The case number of 38 is up from the “last count,” when there were 15 instances of the condition, de Blasio said.

Symptoms include persistent fever, rash, abdominal pain and vomiting, according to health officials.

The city will send an alert describing the symptoms to 1 million parents of public school students and urge them to seek health care if their children show any signs, de Blasio said.

Hospitals will also test children for COVID-19 if they come in with the symptoms. To date, 47% of children with the syndrome tested positive for the virus, according to the mayor. Of those who did not have the virus at the time of their symptoms, 81% tested positive for COVID-19 antibodies, showing they previously had it.


A 5-year-old New York City boy died of the syndrome Thursday, according to officials, with two other young New Yorkers dying outside the city.
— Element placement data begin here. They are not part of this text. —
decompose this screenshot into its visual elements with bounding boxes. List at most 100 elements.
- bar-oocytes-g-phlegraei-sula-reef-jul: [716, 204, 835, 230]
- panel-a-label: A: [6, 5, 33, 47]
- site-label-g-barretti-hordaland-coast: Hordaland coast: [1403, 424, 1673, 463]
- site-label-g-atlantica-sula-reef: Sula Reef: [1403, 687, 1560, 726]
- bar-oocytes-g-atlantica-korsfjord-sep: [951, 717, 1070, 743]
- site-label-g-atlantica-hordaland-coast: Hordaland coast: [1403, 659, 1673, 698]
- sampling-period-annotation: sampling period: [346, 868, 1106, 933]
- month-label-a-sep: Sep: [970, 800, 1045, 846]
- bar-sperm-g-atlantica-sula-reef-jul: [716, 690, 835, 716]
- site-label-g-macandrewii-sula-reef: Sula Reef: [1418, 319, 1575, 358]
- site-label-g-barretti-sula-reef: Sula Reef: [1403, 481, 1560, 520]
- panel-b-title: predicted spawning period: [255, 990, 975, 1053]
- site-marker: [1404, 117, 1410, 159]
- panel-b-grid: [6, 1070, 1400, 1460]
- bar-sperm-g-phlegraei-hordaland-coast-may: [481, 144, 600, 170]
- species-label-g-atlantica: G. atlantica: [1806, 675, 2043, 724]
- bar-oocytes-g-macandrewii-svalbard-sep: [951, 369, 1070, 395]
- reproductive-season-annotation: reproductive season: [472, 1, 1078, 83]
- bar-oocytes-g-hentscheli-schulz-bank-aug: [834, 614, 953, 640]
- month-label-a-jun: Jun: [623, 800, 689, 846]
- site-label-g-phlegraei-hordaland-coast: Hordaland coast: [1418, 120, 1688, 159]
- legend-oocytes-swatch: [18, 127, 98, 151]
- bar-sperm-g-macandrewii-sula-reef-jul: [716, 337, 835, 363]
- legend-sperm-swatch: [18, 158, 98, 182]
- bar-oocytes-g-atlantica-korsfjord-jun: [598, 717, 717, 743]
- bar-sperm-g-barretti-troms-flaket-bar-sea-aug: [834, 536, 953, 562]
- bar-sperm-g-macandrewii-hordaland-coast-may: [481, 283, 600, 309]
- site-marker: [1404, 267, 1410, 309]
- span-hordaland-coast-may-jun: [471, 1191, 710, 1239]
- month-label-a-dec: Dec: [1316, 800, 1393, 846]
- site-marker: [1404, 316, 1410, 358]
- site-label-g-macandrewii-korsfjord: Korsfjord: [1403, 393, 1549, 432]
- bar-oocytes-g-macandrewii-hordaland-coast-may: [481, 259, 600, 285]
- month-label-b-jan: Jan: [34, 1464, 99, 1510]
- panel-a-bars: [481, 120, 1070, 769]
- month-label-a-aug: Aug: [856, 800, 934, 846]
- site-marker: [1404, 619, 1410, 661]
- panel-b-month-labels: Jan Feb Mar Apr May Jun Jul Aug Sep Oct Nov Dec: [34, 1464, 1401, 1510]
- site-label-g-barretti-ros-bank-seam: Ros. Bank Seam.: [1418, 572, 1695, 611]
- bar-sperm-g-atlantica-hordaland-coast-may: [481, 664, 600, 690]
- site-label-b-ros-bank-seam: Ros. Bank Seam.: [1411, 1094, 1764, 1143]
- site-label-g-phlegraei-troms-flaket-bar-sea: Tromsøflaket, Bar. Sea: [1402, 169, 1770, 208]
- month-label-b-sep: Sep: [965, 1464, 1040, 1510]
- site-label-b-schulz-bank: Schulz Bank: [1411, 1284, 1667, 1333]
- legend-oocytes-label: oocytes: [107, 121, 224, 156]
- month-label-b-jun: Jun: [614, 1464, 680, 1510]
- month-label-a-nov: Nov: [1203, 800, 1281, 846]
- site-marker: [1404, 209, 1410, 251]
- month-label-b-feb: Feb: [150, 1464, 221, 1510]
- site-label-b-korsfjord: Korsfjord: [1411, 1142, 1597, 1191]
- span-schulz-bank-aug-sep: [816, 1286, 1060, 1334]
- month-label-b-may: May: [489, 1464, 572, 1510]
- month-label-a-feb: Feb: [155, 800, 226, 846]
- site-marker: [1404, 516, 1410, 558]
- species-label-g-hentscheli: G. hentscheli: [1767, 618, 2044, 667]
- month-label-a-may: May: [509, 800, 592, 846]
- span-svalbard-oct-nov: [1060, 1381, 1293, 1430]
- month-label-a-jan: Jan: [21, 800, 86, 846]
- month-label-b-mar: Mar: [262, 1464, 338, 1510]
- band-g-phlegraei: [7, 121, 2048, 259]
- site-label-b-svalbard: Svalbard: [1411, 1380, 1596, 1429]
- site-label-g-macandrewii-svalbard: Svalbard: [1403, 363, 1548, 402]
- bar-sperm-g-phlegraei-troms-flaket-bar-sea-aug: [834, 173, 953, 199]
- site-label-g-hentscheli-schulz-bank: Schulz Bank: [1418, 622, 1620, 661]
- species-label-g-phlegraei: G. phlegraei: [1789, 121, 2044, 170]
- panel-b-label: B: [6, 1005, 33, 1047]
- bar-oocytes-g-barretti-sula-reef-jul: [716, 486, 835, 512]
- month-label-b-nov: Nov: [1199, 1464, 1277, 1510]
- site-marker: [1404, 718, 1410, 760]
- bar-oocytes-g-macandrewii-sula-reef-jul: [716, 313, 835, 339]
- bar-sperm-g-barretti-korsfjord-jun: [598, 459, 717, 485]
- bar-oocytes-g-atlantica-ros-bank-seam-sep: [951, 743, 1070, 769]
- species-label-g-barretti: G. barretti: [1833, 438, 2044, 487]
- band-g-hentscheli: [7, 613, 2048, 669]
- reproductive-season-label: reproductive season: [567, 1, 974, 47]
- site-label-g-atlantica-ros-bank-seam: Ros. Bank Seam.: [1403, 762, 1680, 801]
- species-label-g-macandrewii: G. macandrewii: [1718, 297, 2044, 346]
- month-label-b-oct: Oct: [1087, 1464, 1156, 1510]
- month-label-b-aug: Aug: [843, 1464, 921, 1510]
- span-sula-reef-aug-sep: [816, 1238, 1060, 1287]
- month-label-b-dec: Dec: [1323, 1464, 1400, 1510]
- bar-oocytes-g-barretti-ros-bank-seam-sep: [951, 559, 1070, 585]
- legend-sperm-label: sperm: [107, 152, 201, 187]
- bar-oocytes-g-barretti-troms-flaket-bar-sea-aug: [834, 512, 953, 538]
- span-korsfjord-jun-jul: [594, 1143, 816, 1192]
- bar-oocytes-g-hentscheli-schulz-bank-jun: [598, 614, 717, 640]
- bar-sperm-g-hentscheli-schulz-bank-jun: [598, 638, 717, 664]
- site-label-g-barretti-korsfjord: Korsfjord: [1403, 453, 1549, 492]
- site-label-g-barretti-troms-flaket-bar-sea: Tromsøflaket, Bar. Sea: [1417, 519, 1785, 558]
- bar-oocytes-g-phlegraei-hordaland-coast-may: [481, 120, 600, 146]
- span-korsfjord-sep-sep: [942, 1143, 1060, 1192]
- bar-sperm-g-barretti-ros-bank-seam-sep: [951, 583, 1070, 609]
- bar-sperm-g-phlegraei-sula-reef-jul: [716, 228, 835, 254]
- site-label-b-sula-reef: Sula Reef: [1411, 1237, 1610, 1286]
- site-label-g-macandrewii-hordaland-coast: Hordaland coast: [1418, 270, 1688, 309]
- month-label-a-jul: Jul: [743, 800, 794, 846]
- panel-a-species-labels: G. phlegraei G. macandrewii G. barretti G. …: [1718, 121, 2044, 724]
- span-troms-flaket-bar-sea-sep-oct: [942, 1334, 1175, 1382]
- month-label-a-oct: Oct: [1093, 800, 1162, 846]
An additional two deaths are under investigation, Gov. Andrew Cuomo said Sunday.

The connection between the syndrome and COVID-19 is not fully yet understood, but de Blasio said Sunday that it entails an “intensive, almost overwhelming immune system response that actually causes harm to the body.”

Statewide, there were 85 cases of “what may be a COVID-related illness in children” as of Sunday, according to Cuomo.

The state Department of Health, New York Genome Center and Rockefeller University are analyzing the genetic makeup of the syndrome, the governor announced Saturday.

De Blasio asked the federal government to send more supplies of a drug called remdesivir, which has showed evidence of shortening recovery times for coronavirus patients.

He asked for 39,000 doses for this month, up from the 4,000 the city has received so far.


The comments came after the city’s death toll from coronavirus reached 19,931 on Saturday, according to the city Health Department.

The fatalities include at least 260 city workers, according to de Blasio.

“This includes police officers, correction officers, teachers, EMTs, doctors and nurses, people who have given so much and gave the ultimate sacrifice fighting this disease,” the mayor said.

He said the city would extend health insurance benefits for the victims’ family members by 45 days.

The mayor also called for help for public employees and essential workers in the next spending package from Congress, which has stalled in recent weeks.

“We still need to see more and obviously we need to see that bill voted out,” the mayor said, “but I’m more hopeful that we’re going to see something really significant in that stimulus legislation.”